MUMBAI: Over 10 years after she was forced to leave her matrimonial house with her two children, a Muslim woman now has a reason to smile. The Bombay high court recently held that she was entitled to maintenance from her husband under section 125 of the Criminal Procedure Code (CrPC).
Abdul Majid (44), a labourer from Wardha, had challenged the judgments and orders passed by the lower courts awarding maintenance to his wife, Saidabano (34) and their two children—Abdul Kadir (15) and Shirinbano (13). His lawyer argued that as he was divorced, his wife was not entitled to claim maintenance under the CrPC, which deals with enforcing a claim for maintenance against a husband by a wife who is neglected. He said there was no proof of neglect against the husband or his refusal to maintain his wife. The husband’s lawyer argued and the matter be reheard.

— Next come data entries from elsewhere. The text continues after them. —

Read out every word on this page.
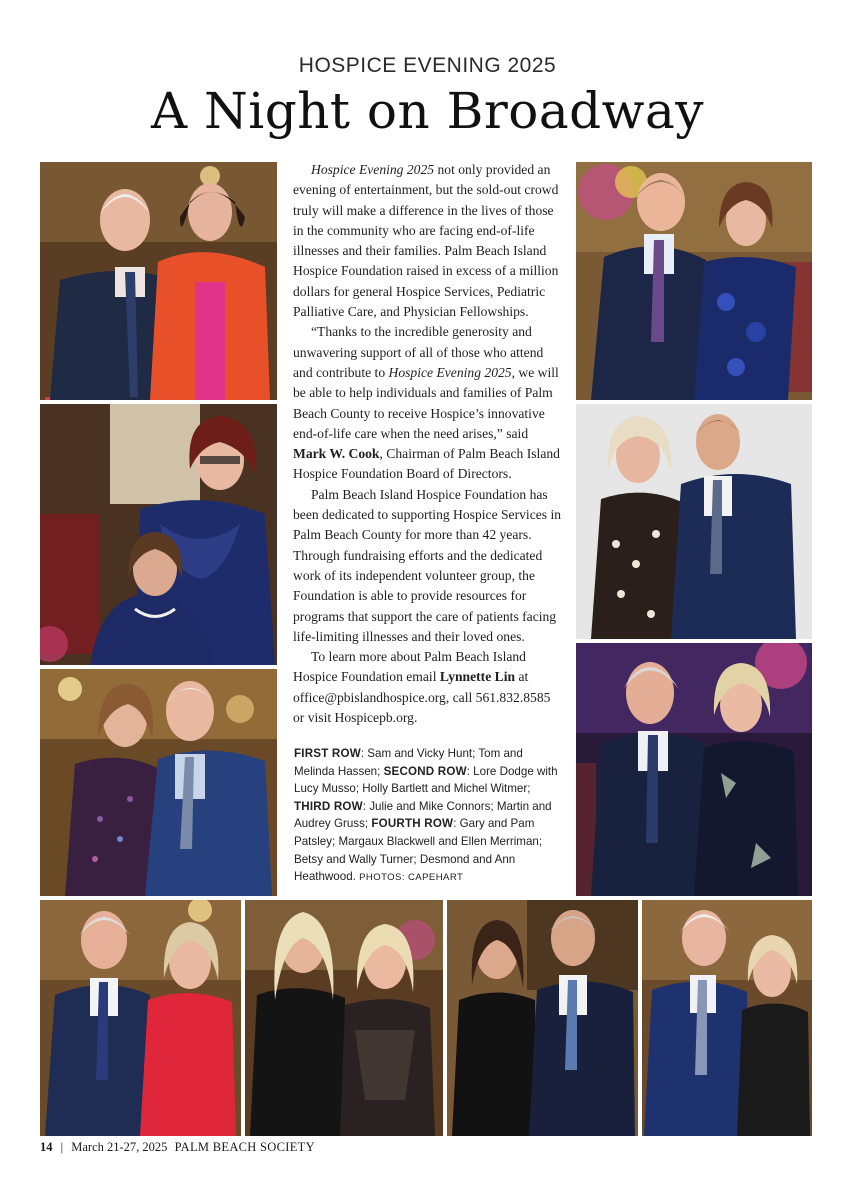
HOSPICE EVENING 2025
A Night on Broadway

Hospice Evening 2025 not only provided an evening of entertainment, but the sold-out crowd truly will make a difference in the lives of those in the community who are facing end-of-life illnesses and their families. Palm Beach Island Hospice Foundation raised in excess of a million dollars for general Hospice Services, Pediatric Palliative Care, and Physician Fellowships.

“Thanks to the incredible generosity and unwavering support of all of those who attend and contribute to Hospice Evening 2025, we will be able to help individuals and families of Palm Beach County to receive Hospice’s innovative end-of-life care when the need arises,” said Mark W. Cook, Chairman of Palm Beach Island Hospice Foundation Board of Directors.

Palm Beach Island Hospice Foundation has been dedicated to supporting Hospice Services in Palm Beach County for more than 42 years. Through fundraising efforts and the dedicated work of its independent volunteer group, the Foundation is able to provide resources for programs that support the care of patients facing life-limiting illnesses and their loved ones.

To learn more about Palm Beach Island Hospice Foundation email Lynnette Lin at office@pbislandhospice.org, call 561.832.8585 or visit Hospicepb.org.

FIRST ROW: Sam and Vicky Hunt; Tom and Melinda Hassen; SECOND ROW: Lore Dodge with Lucy Musso; Holly Bartlett and Michel Witmer; THIRD ROW: Julie and Mike Connors; Martin and Audrey Gruss; FOURTH ROW: Gary and Pam Patsley; Margaux Blackwell and Ellen Merriman; Betsy and Wally Turner; Desmond and Ann Heathwood. PHOTOS: CAPEHART
14 | March 21-27, 2025 PALM BEACH SOCIETY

Saidabano’s lawyer argued that in a judgment 2010, the Supreme Court in Shabana Bano versus Imran Khan case held that even a divorced wife is entitled to maintenance under section 125 of the CrPC.
The wife has been away for 10 years with no maintenance and support from her husband and her lawyer said it would be unjust to send the case back to the lower court for a fresh hearing after all this time. The HC read the deposition of the wife before the lower court. In it she said she was asked to shell out Rs 25,000 to help her husband set up a shop and that she was harassed and threatened by her father-in-law. She finally left the house.
Justice A B Chaudhari of the HC’s Nagpur bench, observed that the lower courts had come to a finding that the talaknama did not exist and hence there was no divorce before the maintenance application was filed. While the summary findings on the existence of a divorce were open for adjudication by a higher court, the HC noted that the law as laid down by the SC recently ensured that Saidabano’s plea was “surely maintainable’’.
The HC judge looked at the deposition made years ago by the woman and her cross examination. He found that her evidence “has not been shattered in the cross examination’’. He said there is “no reason to disbelieve the evidence about ill-treatment, refusal and neglect’’ and dismissed the husband’s petition.